Молодой человек подошел к очагу и протянул к огню руки, не замечая обжигающего жара. Предложение Гонта обрадовало и ошеломило его. В разыгравшемся воображении он уже командовал полками глостерского войска, возводил на престол Генриха! Но Роджер Херефорд. . был в переходном возрасте — между порой возмужания и настоящей зрелостью — и знал, что в таком сильном волнении ясно думать нельзя. А продолжение разговора быстро вернуло его на землю.

— Наверное, вы правы, — медленно молвил он. — Не знаю. Не могу пока решить. В рассуждениях мне за вами и вашим сыном не угнаться. Сам я предпочитаю прямые действия. Не люблю сложные планы, они только запутывают, и когда много участников, каждый думает, что его обошли. Часто из-за этого ничего не получается.

— Сейчас твоего ответа не требуется. Время терпит. Сначала устрой свои личные дела. Войны не начинают, когда голова занята другим. Мы должны еще раз встретиться. Когда все обговорим, вот тогда, где-то в феврале, будь готов отправиться в Глостер к войску. Не меньше месяца тебе понадобится, чтобы присмотреться к людям, и будем надеяться, что, когда в марте потеплеет и пройдет посевная, мы сможем выступить.

— Хорошо. Вы правы, у меня тоже есть дела, и раз нет большой спешки, надо ими заняться, а то…

— Леди Элизабет волнуется, ага? — Гонт глянул на покрасневшего Херефорда и засмеялся. — В тебе есть какой-то секрет. Ну скажи на милость, что может заставить девушку так ждать?

Херефорд поспешил скорее отвернуться. Он умел владеть собой, но его светлая внешность была чистым наказанием, и молодая кровь, не спросясь, рисовала на лице все его чувства. Ничего не оставалось, как отойти в сторонку и ждать, пока краска не сойдет с лица.

— Не столь это, сколь мои земли. Мне мать писала о хозяйстве, и я знаю, что Сторм сторожил его хорошо. Хочется посмотреть, как родит земля. И ратникам мне надо напомнить о себе.

Гонт снова засмеялся и повел Херефорда к накрытому столу.

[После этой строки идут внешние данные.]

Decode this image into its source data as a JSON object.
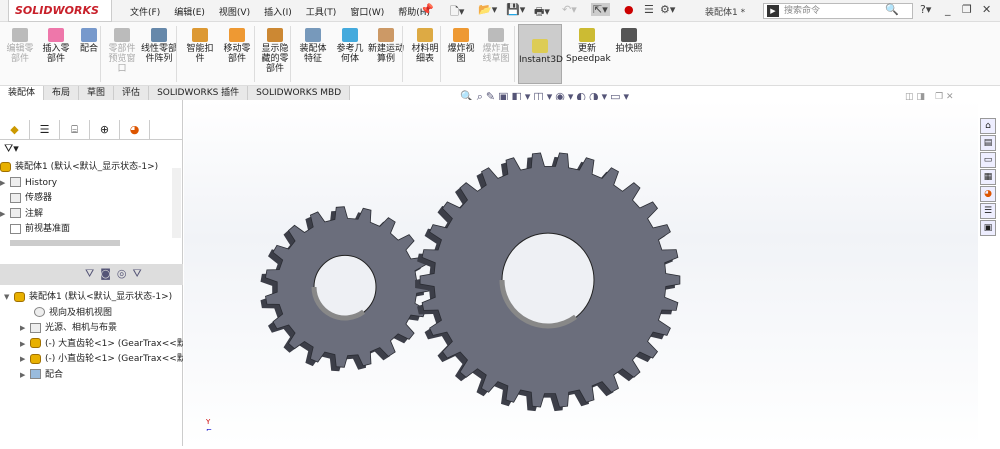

— Ну конечно, я знаю. Дела, дела, тут не до женщин! С моим сыном то же самое. Вижу, ты вовсе не спешишь к леди Элизабет, тогда давай сначала пообедаем, а потом поедем. Если доберемся к вечеру до Илминстера, то завтра перехватим Глостера в Бате и, может быть, договоримся, как тебя снабдить деньгами для войска. Если это устроится и припасы точно будут, дальше все пойдет гладко. Тогда ты сможешь заняться приданым Элизабет Честер и ею самой, а всякие пустяки вроде государственных дел просто выбросишь из головы.

* * *

Несколько дней спустя в богатом верхнем зале Честерского замка леди Элизабет, сложив руки на коленях, смотрела в горящий камин. Кроме нее, в зале никого больше не было, но те, кто знал леди Элизабет, сразу бы почувствовали, что тут происходит что-то важное, ибо леди Элизабет никогда не сидит без дела. Строго говоря, она и сейчас не была праздной, хотя выглядела именно так. Ее головка с двумя толстенными косами роскошных черных волос была откинута на резную спинку стула, украшенную фигурками львов и цветками лилии, а от всей фигуры исходило напряжение, просто физически ощущавшееся в воздухе.

В очаге громко треснуло, и дрова вспыхнули янтарным пламенем. Элизабет слегка отклонилась от огня, медленно сомкнула и вновь открыла глаза, огромные и чарующие. Блики пламени в очаге играли на нежной округлости щек, высвечивая гладкую, как у оливки, кожу, загнутые вверх большие ресницы казались не черными, а синими. Элизабет Честер была поразительно хороша: небольшой изящный нос, природно окрашенный яркий благородный рот, но больше других прелестей мужчин приводили в невменяемое состояние ее глаза. Все дело было именно в глазах, взгляд которых заставлял человека незнакомого замолкать на полуслове. Если обычно брюнетки берут нежно-карим цветом глаз, голубым или серым, то у Элизабет Честер они лучились изнутри, подобно тому как светится янтарным блеском пламя в очаге. Ее глаза порой делались жесткими и холодными, как топаз, но всегда оставались лучистыми и светлыми, сквозь них, казалось, можно было заглянуть в душу их хозяйки.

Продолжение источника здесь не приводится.